Confession – the first image that popped into my mind was a Mad Men scene – you know, someone (probably a partner) stretched out on a fabulous mod sofa, thoughtfully swirling some amber liquid (not diet coke) in a short glass.  Close the department?  For two whole hours?  To learn? Can you imagine your co-workers’ reactions?

Of course, it’s really not that absurd, when you think about it.  I don’t know about you, but I do most of my learning in micro-bits.  Teeny-tiny-tweets, email digests (and yes, I usually only read the half of the summary that shows up on my smart phone), scans of articles and news while I eat my lunch.  It’s not real learning.  And yet the idea of shutting down for two hours sounds, well, decadent if not downright drinking-at-work unacceptable!

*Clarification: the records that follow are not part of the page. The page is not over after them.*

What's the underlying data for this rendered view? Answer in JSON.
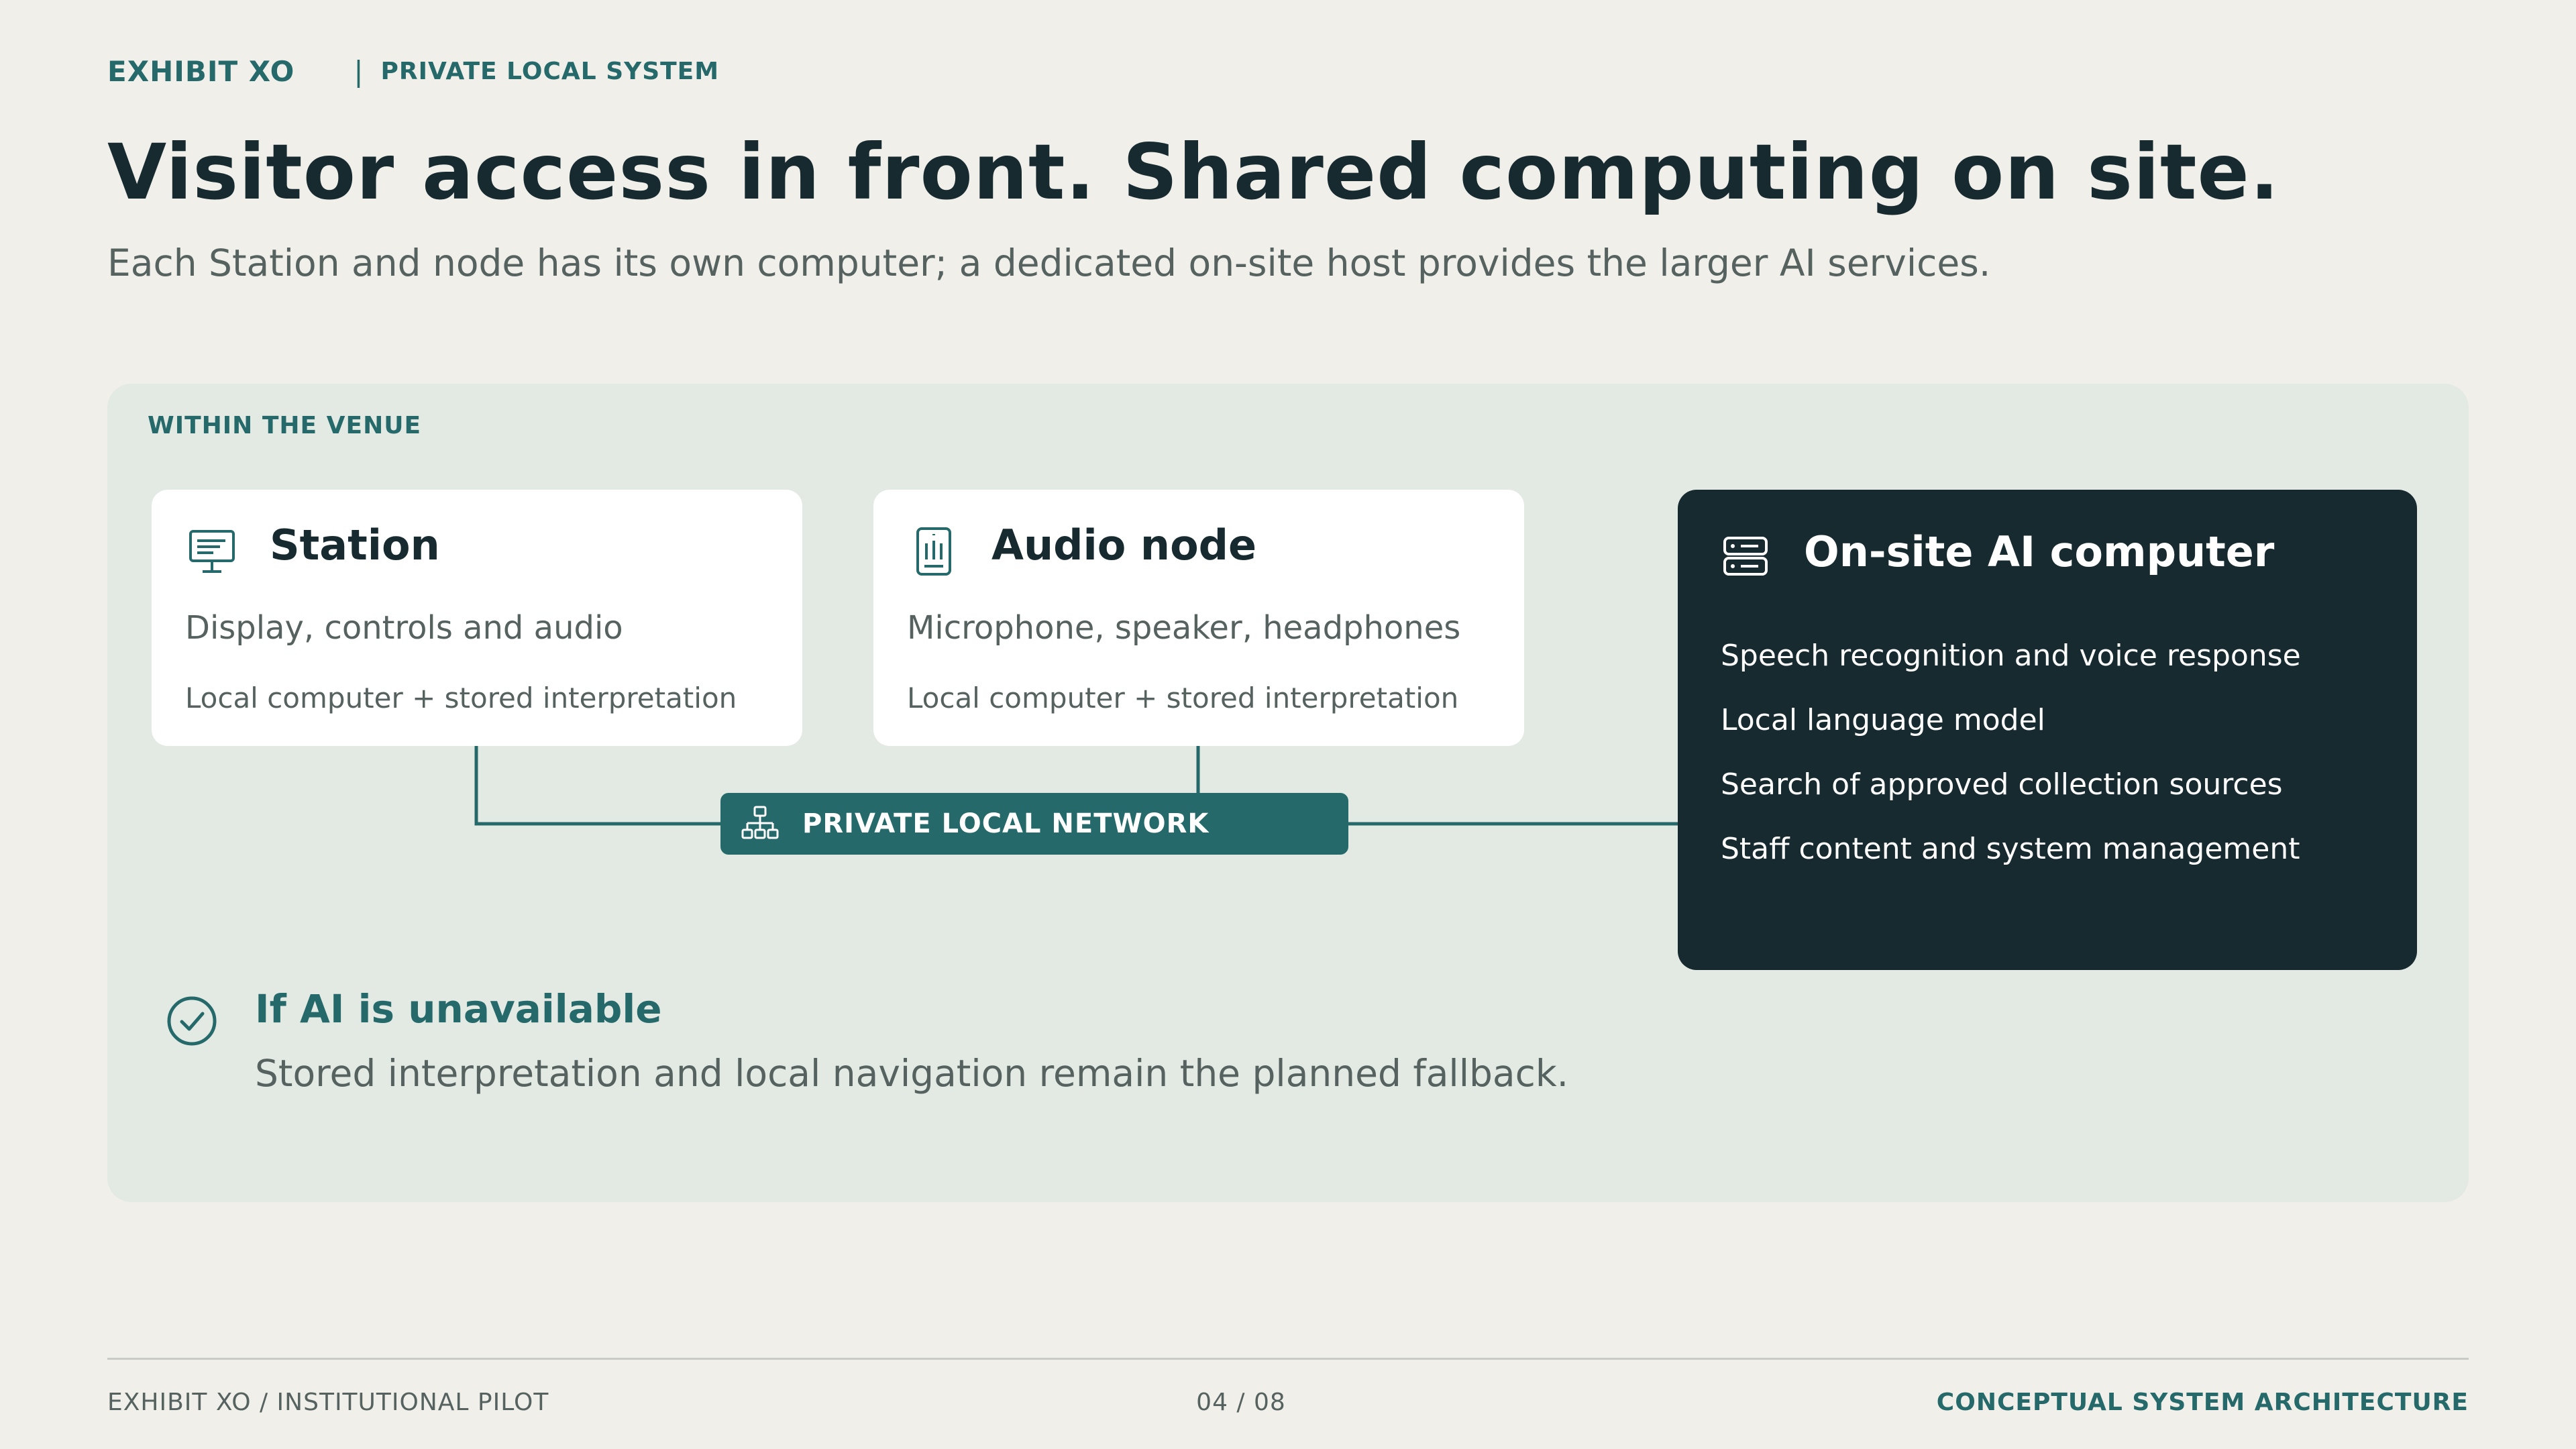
{
  "header": {
    "brand": "EXHIBIT XO",
    "separator": "|",
    "section": "PRIVATE LOCAL SYSTEM",
    "title": "Visitor access in front. Shared computing on site.",
    "subtitle": "Each Station and node has its own computer; a dedicated on-site host provides the larger AI services."
  },
  "venue": {
    "label": "WITHIN THE VENUE",
    "station": {
      "icon": "monitor-icon",
      "title": "Station",
      "description": "Display, controls and audio",
      "note": "Local computer + stored interpretation"
    },
    "audio_node": {
      "icon": "audio-device-icon",
      "title": "Audio node",
      "description": "Microphone, speaker, headphones",
      "note": "Local computer + stored interpretation"
    },
    "ai_computer": {
      "icon": "server-icon",
      "title": "On-site AI computer",
      "items": [
        "Speech recognition and voice response",
        "Local language model",
        "Search of approved collection sources",
        "Staff content and system management"
      ]
    },
    "network": {
      "icon": "network-icon",
      "label": "PRIVATE LOCAL NETWORK"
    },
    "fallback": {
      "icon": "check-circle-icon",
      "title": "If AI is unavailable",
      "text": "Stored interpretation and local navigation remain the planned fallback."
    }
  },
  "footer": {
    "left": "EXHIBIT XO  /  INSTITUTIONAL PILOT",
    "center": "04 / 08",
    "right": "CONCEPTUAL SYSTEM ARCHITECTURE"
  },
  "colors": {
    "background": "#f0efea",
    "panel": "#e3e9e3",
    "accent": "#25696a",
    "dark": "#172a30",
    "muted_text": "#56625f"
  }
}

I think part of that reaction is a sort of peer-pressure.  We’re all so “busy”.  I’d be willing to bet if you work in an office you can’t make it through a day (or even an hour) without engaging in the “I’m so busy!!”  conversation, right?  Busy is a badge of honor.  It’s a symbol of power, importance, desirability. Busy is the new norm.  But I’m not sure that’s a good thing.  We have so much information at our fingertips – literally – and yet we have a hard time finding time to make good use of it.

I’m not sure I can yet imagine how we could all reclaim that dedicated time to think, learn, get better at what we do, but maybe it starts with small steps.  Like carving out a few more minutes to finish that article or read that whole email digest.  Trade a little busy for better?